08/13/2008 02:26 pm ET Updated May 25, 2011

How We Choose Polls to Plot: Part III

In the first two installments of this online dialogue, I asked a question we have heard from readers about why we choose the results for "likely voters" (LVs) over "registered voters" (RVs) when pollsters release both. Charles answered and explained our rationale for our "fixed rule" for these situations (this is the gist):

That rule for election horse races is "take the sample that is most likely to vote" as determined by the pollster that conducted the survey. If the pollster was content to just survey adults, then so be it. That was their call. If they were content with registered voters, again use that. But if they offer more than one result, use the one that is intended to best represent the electorate. That is likely voters, when available.

Despite my own doubts, I'm convinced by the rule for this reason: I can't come up with a better one. Yes, we would arbitrarily choose RVs over LVs until some specified date, but that would leave us still plotting numbers from pollsters that only release LV samples. And on which date do we suddenly start using the LV numbers? After the conventions? After October 1? What makes sense to me about our rule, is that in almost all cases (see the prior posts for examples) it defers to the judgement of the pollster.

Several readers posed good questions in the comments on the last post. Let me tackle a few. Amit ("Systematic Error") asked about how likely voters are constructed and whether we might be able to plot results by "a family of LV screens (say, LV_soft, LV_medium, LV_hard)" and allow readers to judge the effect.
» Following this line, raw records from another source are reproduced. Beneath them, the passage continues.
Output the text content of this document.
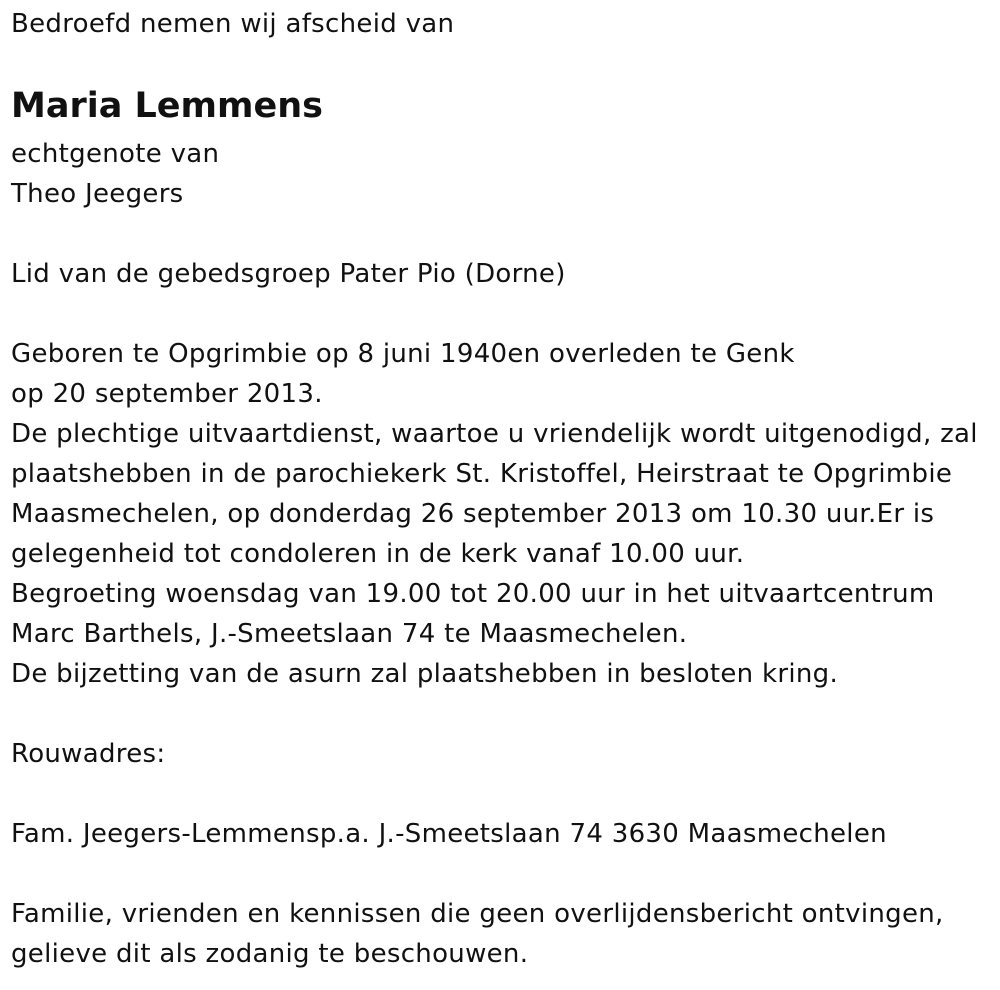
Bedroefd nemen wij afscheid van
Maria Lemmens
echtgenote van
Theo Jeegers
Lid van de gebedsgroep Pater Pio (Dorne)
Geboren te Opgrimbie op 8 juni 1940en overleden te Genk
op 20 september 2013.
De plechtige uitvaartdienst, waartoe u vriendelijk wordt uitgenodigd, zal
plaatshebben in de parochiekerk St. Kristoffel, Heirstraat te Opgrimbie
Maasmechelen, op donderdag 26 september 2013 om 10.30 uur.Er is
gelegenheid tot condoleren in de kerk vanaf 10.00 uur.
Begroeting woensdag van 19.00 tot 20.00 uur in het uitvaartcentrum
Marc Barthels, J.-Smeetslaan 74 te Maasmechelen.
De bijzetting van de asurn zal plaatshebben in besloten kring.
Rouwadres:
Fam. Jeegers-Lemmensp.a. J.-Smeetslaan 74 3630 Maasmechelen
Familie, vrienden en kennissen die geen overlijdensbericht ontvingen,
gelieve dit als zodanig te beschouwen.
I wrote quite a bit back in 2004 about how likely voter screens are created, and a shorter version focusing on the Gallup model two weeks ago. One big obstacle to Amit's suggestion is that few pollsters provide enough information about how they model likely voters (and how that modeling changes over the course of the election cycle) to allow for such a categorization.
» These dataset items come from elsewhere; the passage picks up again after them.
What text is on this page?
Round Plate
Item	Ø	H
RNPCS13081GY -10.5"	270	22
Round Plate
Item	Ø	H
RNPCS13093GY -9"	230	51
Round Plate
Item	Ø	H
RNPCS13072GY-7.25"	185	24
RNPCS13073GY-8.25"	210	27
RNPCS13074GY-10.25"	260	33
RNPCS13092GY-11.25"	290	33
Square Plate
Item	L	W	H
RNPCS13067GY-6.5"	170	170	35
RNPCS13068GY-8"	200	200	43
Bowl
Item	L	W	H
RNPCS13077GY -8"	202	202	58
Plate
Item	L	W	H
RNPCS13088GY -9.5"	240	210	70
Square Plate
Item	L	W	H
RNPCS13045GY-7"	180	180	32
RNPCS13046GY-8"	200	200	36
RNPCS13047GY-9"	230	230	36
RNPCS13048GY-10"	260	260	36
"Independent" raised a related issue:

Looking at the plot, it appears that Likely Voters show the highest variability as a function of time, while Registered Voters show the least. Is there some reason why LVs should be more volatile than RVs? If not, shouldn't one suspect that the higher variability of the LV votes is an artifact of the LV screening process?

The best explanation comes from a 2004 analysis (subs. req.) in Public Opinion Quarterly by Robert Erikson, Costas Panagopoulos and Christopher Wlezien. They found that the classic 7-question Gallup model "exaggerates" reported volatility in ways that are "not due to actual voter shifts in preference but rather to changes in the composition of Gallup's likely voter pool." I also summarized their findings in a blog post four years ago.

Finally, let me toss one new question back to Charles that many readers have raised in recent weeks. The two daily tracking surveys -- the Gallup Daily and the Rasmussen Reports automated survey -- contribute disproportionately to our national chart. For example, we have logged 51 national surveys since July 1, and more than half of those points on the chart (27) are either Gallup Daily or Rasmussen tracking surveys. Are we giving too much weight to the trackers? And what would the trend look like if we removed those surveys?